Placed in the context of Chelsea's meetings with Barcelona and Bayern Munich, this was a glaringly deficient game. From the Stamford Bridge perspective it was easy to identify what and whom it lacked. At 5pm Damien Duff failed a fitness test on his hamstring so comprehensively that the club must quake over his prospects of recovering for the return. Arjen Robben is in better condition but an ankle problem is causing him pain and he came on for only the last half-hour.

Liverpool for much of the season were the club undermined by injuries. A role reversal may be in process. Rafael Benítez has no cause to abandon the belief that his team will snatch the place in the final that hitherto seemed earmarked for Chelsea.

Liverpool are difficult to breach in European competition and from the outset there were sufficient overtones of the 0-0 draw with Juventus to suggest that the Stadio delle Alpi performance would be restaged here.

Mourinho's Chelsea, though, could never plod through a contest as the Serie A side had done. Though their attacks were not as deftly articulated as usual, Joe Cole realised he would have to provide the bulk of the team's runs from his flank because Gudjohnsen, on the left, always moves inside to link with the midfield.

The Icelander did release Cole with a pass that sprang the offside trap after 14 minutes but, although Didier Drogba got the break of the ball from the ensuing cross, he screwed his finish well wide.
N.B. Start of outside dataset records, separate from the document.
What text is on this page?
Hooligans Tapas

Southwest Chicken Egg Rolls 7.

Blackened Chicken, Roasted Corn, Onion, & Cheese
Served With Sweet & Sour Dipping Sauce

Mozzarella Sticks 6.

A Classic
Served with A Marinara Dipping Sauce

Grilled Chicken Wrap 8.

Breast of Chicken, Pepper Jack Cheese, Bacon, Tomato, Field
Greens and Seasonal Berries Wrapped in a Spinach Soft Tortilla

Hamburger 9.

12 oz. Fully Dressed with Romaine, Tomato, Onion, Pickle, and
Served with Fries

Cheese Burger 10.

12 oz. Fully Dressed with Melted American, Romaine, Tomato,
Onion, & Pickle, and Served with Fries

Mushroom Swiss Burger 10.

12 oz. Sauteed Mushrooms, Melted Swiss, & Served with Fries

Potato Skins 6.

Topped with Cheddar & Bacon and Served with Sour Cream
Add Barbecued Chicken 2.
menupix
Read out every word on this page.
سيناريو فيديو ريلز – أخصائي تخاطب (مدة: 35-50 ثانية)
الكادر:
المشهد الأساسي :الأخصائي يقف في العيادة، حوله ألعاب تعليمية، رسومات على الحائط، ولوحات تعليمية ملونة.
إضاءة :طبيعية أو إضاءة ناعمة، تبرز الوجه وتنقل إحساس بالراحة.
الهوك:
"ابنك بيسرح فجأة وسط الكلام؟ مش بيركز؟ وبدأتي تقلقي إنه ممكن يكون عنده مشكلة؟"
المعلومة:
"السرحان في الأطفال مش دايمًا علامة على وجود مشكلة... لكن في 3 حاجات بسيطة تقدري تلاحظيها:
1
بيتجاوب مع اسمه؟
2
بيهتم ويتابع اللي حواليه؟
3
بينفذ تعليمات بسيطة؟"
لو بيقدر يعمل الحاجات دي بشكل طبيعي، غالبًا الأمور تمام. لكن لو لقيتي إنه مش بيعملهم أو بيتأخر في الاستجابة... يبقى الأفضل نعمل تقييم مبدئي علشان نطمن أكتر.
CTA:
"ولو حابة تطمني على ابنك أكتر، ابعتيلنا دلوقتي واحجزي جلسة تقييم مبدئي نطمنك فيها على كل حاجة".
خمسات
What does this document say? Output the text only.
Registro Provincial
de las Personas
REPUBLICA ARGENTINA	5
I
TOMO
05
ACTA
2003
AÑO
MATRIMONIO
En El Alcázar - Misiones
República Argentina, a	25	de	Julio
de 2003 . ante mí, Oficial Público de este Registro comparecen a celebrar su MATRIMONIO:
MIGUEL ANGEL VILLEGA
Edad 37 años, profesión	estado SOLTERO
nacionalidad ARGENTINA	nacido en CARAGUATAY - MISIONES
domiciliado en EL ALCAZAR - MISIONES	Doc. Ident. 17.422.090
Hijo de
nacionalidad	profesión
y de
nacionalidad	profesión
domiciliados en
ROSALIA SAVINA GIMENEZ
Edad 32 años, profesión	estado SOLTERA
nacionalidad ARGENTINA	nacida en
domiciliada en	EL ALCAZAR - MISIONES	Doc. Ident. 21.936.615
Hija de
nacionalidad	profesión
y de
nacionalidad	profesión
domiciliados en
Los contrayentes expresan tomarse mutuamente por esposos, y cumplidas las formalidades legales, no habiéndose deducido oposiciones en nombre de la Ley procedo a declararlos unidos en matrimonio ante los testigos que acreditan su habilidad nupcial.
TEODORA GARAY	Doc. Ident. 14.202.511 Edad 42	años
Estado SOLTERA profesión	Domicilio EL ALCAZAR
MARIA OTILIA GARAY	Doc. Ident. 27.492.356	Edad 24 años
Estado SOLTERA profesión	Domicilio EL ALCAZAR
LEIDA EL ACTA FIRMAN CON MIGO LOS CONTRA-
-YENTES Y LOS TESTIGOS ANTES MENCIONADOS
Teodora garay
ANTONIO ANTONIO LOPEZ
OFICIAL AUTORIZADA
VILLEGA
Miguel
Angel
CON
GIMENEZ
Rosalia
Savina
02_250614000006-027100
Within five minutes a better opportunity was made on the left. When Drogba laid play out to William Gallas he worked the ball on to his right foot and flighted a deep delivery. Cole, outjumping Djimi Traoré, headed down but Frank Lampard, often the midfield marksman, fired high.

Liverpool were not breathing heavily, though, and in a game of a jerky quality there were menacing lurches into Chelsea's area where Ricardo Carvalho for once did not hold sway. Gathering a pass from Alonso in the 19th minute, John Arne Riise came across the Portugal defender but, having put the ball on to his unfavoured right foot, could do no more than steer a finish which Cech dealt with. Six minutes before half-time the goalkeeper made a better save to tip away a Milan Baros header from Steven Gerrard's cross.

Liverpool are at last ready to be measured by the Chelsea standard. On this ground in November the only ambitions they had were for damage limitation before Cole's goal beat them in the Premiership fixture. In the League Cup final two months ago an immediate opener for Liverpool threw them into such confusion that they passed the ball miserably before succumbing to Chelsea.

They were more enterprising and mature here. By half-time there were valid complaints about the patchiness of the match but that met with Benítez's appreciation in a first leg that was deaf to Chelsea's demands. Robben, sore ankle or not, could not be left to convalesce in the dug-out. With defenders taking up too much of the credit, the match was in need of whatever flair his half-fit body could offer.

There was, of course, dutiful appreciation for the steadfastness of men such as Sami Hyypia. Even when he made the mistake that invited Cole to round Traoré, he recovered to terminate Cole's run inside the penalty area.

Perhaps each manager was too adept at laying his plans. Lampard and Gerrard both used the ball well enough but had no scope to be overwhelming. That snuffer-out-in-chief Claude Makelele was the true lord of the midfield.

The game at Anfield must belong to whoever can ignite the evening.